Shaka fled into the wider world, which was divided between two Nguni kingdoms – Mthethwa led by King Dingiswayo and the Ndwandwe under King Zwide – who were already locked in a deadly rivalry that would explode into a broader conflict, the Mfecane – the Crushing. Aged twenty-two, Shaka joined King Dingiswayo of the Mthethwa, who, declaring ‘there should be one great king to exercise control over the little ones’, recognized the potential in the bastard prince and promoted him to commander; Shaka soon became known as Dingiswayo’s Hero. Together they plotted for Shaka to seize the Zulu chiefdom. In 1816, when his father visited, Shaka arranged the bewitchment, a powerful tool in Nguni society, that led to Senzangakona’s death. The king was succeeded by a younger son, Sigujana. Dingiswayo lent Shaka a regiment so that he was able to put Sigujana to death. His aunt Mnkabayi, acting as his regent, arranged his invitation to become nkosi of the small Zulu realm. Shaka danced the ukugiya, washed in the royal enclosure and then emerged to be hailed nkosi. But in 1818 Zwide attacked and killed Dingiswaya, telling Shaka, ‘Now I’ve removed your head, why don’t you just bring the whole body before me, or I’ll chuck the body into the River Thukela.’

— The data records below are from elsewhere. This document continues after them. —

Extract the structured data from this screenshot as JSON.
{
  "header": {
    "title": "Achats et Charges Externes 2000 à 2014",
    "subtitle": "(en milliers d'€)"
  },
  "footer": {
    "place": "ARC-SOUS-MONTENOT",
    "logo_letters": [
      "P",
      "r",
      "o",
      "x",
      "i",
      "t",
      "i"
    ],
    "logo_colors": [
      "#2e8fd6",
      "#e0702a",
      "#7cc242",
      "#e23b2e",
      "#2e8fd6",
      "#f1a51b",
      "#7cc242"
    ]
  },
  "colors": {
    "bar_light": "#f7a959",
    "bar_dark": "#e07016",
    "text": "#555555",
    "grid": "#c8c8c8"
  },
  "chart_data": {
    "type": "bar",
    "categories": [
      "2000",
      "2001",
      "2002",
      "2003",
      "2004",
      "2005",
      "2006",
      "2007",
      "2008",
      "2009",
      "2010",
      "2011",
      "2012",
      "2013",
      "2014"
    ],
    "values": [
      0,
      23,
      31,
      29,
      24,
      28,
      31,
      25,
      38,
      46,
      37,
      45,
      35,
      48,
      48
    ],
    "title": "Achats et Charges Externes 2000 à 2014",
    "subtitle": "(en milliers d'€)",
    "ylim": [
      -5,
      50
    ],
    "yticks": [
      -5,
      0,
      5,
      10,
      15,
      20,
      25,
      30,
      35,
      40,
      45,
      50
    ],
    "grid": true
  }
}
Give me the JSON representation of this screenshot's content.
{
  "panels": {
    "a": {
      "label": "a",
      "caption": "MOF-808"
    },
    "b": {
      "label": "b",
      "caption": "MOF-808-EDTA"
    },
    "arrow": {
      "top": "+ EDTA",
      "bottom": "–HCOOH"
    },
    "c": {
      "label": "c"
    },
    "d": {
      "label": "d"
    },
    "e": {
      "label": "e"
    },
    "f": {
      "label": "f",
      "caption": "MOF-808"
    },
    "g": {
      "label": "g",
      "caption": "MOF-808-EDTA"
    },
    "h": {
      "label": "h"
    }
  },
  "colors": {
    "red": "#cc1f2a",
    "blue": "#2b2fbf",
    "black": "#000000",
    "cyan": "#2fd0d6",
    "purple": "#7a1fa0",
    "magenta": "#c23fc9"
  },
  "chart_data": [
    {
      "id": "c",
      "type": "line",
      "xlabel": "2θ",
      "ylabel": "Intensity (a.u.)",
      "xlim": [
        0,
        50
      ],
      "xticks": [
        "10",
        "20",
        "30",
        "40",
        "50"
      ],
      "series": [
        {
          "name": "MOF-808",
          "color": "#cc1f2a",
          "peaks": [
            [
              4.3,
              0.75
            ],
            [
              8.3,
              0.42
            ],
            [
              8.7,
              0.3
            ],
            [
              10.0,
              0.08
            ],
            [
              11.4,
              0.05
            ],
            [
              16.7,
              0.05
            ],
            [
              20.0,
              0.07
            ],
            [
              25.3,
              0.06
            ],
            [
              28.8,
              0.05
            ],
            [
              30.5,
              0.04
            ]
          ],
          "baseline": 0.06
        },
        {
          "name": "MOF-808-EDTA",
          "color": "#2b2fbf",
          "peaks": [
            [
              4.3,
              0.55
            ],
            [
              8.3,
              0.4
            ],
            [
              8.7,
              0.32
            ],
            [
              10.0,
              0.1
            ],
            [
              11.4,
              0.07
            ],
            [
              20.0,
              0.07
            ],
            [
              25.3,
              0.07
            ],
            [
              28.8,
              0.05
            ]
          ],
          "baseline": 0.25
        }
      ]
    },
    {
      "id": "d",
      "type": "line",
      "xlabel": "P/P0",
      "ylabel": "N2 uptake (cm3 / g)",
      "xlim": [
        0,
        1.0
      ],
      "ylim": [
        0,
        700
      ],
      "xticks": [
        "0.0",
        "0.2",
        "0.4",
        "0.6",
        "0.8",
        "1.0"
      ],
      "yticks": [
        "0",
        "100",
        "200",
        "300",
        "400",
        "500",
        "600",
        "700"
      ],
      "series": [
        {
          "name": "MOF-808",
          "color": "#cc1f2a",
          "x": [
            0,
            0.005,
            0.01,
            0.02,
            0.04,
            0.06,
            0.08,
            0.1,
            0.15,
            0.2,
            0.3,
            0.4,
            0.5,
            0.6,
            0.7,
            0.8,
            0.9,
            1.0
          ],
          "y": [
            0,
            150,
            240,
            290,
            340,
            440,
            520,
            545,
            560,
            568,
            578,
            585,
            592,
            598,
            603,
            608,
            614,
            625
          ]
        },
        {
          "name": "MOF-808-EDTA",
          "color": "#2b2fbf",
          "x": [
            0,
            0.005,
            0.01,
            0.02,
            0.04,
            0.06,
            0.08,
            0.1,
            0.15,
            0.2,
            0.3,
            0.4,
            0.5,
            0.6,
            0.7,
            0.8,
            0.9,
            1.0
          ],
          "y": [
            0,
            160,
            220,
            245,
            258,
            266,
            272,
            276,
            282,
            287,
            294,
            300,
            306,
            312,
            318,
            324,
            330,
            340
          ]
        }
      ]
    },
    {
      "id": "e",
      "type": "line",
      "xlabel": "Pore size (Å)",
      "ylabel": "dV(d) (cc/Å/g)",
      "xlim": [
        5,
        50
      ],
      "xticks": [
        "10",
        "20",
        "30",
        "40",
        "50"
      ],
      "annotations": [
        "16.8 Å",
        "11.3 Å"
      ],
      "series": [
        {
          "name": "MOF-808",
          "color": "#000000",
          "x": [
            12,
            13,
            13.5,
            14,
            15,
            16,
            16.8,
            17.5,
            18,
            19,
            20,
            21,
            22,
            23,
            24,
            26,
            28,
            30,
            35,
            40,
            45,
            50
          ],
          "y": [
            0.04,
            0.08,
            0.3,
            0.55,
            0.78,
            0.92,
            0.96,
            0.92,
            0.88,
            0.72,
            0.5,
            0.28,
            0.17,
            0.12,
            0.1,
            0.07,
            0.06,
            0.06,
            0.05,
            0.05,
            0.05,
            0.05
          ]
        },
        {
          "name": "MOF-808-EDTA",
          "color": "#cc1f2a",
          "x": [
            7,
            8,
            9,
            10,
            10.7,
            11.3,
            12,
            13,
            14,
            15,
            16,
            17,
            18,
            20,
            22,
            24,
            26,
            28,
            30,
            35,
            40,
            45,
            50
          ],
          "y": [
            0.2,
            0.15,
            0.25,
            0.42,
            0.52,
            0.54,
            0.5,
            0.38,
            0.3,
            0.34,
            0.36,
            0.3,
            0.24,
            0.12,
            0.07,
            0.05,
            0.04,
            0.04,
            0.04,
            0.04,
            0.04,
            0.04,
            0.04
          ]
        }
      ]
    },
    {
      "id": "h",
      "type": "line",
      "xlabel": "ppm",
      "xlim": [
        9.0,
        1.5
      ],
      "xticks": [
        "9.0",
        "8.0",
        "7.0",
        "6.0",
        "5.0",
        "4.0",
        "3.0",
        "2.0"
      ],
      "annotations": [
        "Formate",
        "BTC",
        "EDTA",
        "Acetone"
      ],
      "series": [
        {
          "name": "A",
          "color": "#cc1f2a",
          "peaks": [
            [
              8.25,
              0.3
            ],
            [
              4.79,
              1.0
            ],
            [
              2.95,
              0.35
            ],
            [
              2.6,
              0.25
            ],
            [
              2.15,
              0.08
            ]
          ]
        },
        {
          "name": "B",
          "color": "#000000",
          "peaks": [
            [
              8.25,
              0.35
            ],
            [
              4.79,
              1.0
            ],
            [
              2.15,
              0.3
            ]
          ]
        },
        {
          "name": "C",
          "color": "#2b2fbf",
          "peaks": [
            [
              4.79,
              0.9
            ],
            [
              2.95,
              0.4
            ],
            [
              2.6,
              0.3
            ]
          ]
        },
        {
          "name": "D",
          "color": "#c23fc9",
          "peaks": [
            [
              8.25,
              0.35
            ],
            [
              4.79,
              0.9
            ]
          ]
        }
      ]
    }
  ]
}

‘The body had two heads like the great river snake Nkanyamba,’ replied Shaka. ‘You’re just too stupid to see the other one.’

Shaka expanded his own kingdom, training a new army using the methods he had developed with his patron: swift manoeuvring by intensively drilled regiments behind walls of shields, commanded by himself, to act like the horns of cattle in battles of envelopment. They used both the traditional long spear and the mace, but also a new short stabbing spear. They had no horses, which died after being bitten by the tsetse fly, and no rifles, which they disdained. Shaka demanded celibacy from his active troops, who were trained to fight barefoot, hardened by dancing on devil-thorns. Any disobedience was punished with death. Creating a hierarchical nation with his family at the top, and conquered nations further down, he fostered an esprit de corps in the Zulus, parading his amabutho – regiments – who danced in animal skins singing ‘You’re a wild animal! A leopard! A lion!’, believing they were the People of the Sky empowered by the gods and the spirits of ancestors. Witches could take control of a person by procuring snippets of the body, fingernails or hair or urine – so these had to be carefully disposed of. After battle, warriors risked contamination from their enemies, whose bodies were therefore disembowelled to cleanse the killer. No prisoners were taken. ‘Let no one remain alive,’ said Shaka, ‘not even a dog or a child on its mother’s back.’

In 1819, Shaka defeated King Zwide, who escaped to Mozambique.* The Zulu killed Zwide’s mother by sealing her in a hut with ravening hyenas.

Shaka moved on to new conquests. The king was not regarded as handsome – his head ‘peculiar’, his eyes red, with two prominent teeth and a way of laughing ‘outside his mouth’, his body unusually hirsute – and he was aware of it. ‘Though it’s said I’m in the habit of killing people, never will I kill you,’ he menacingly told a handsome warrior. ‘Were I to do so, Zulus would laugh at me, saying I’d killed you for being handsome and because I’m ugly.’ Later he ordered Europeans to bring him Macassar hair oil to dye his beard and hair black.

In his various capitals, he lived among hundreds of women – senior wives and his isigodlo of concubines, who styled their hair in topknots and wore short leather pleated skirts and carved ivory earplugs. Shaka ‘was a man of great feeling and used frequently from grief or excessive joy to burst into a crying fit’. He fathered no known children, though that may have been deliberate; those who got pregnant were ordered to abort or be killed. On most mornings, after being shaved, he came out and summoned his commanders and addressed the people. ‘Do you hear the king?’ shouted his courtiers.

‘Yes, Father!’ Healers (sangoma) and diviners (izangoma) were consulted to ‘smell out’ evil wizards: if they were clever, they divined Shaka’s wishes; but if they pointed out his favourites, he had the diviners killed. When he pointed with his staff saying, ‘Kill the wizards,’ the victims were dragged off to be impaled through their bowels and then smashed with a cudgel or had their necks broken, while women were strangled. ‘See vultures flying above,’ Shaka cried. ‘Wu! The birds of the king are hungry.’ He was said to have eviscerated a pregnant woman to ‘see how her child lay’ – stories that are told by more than one source and may have been true. The cruelties were becoming more capricious. His half-brothers Dingane and Mhlangana and his powerful aunt watched him closely. Even his mother Nandi, the Great She-Elephant (female monarch), questioned his excesses.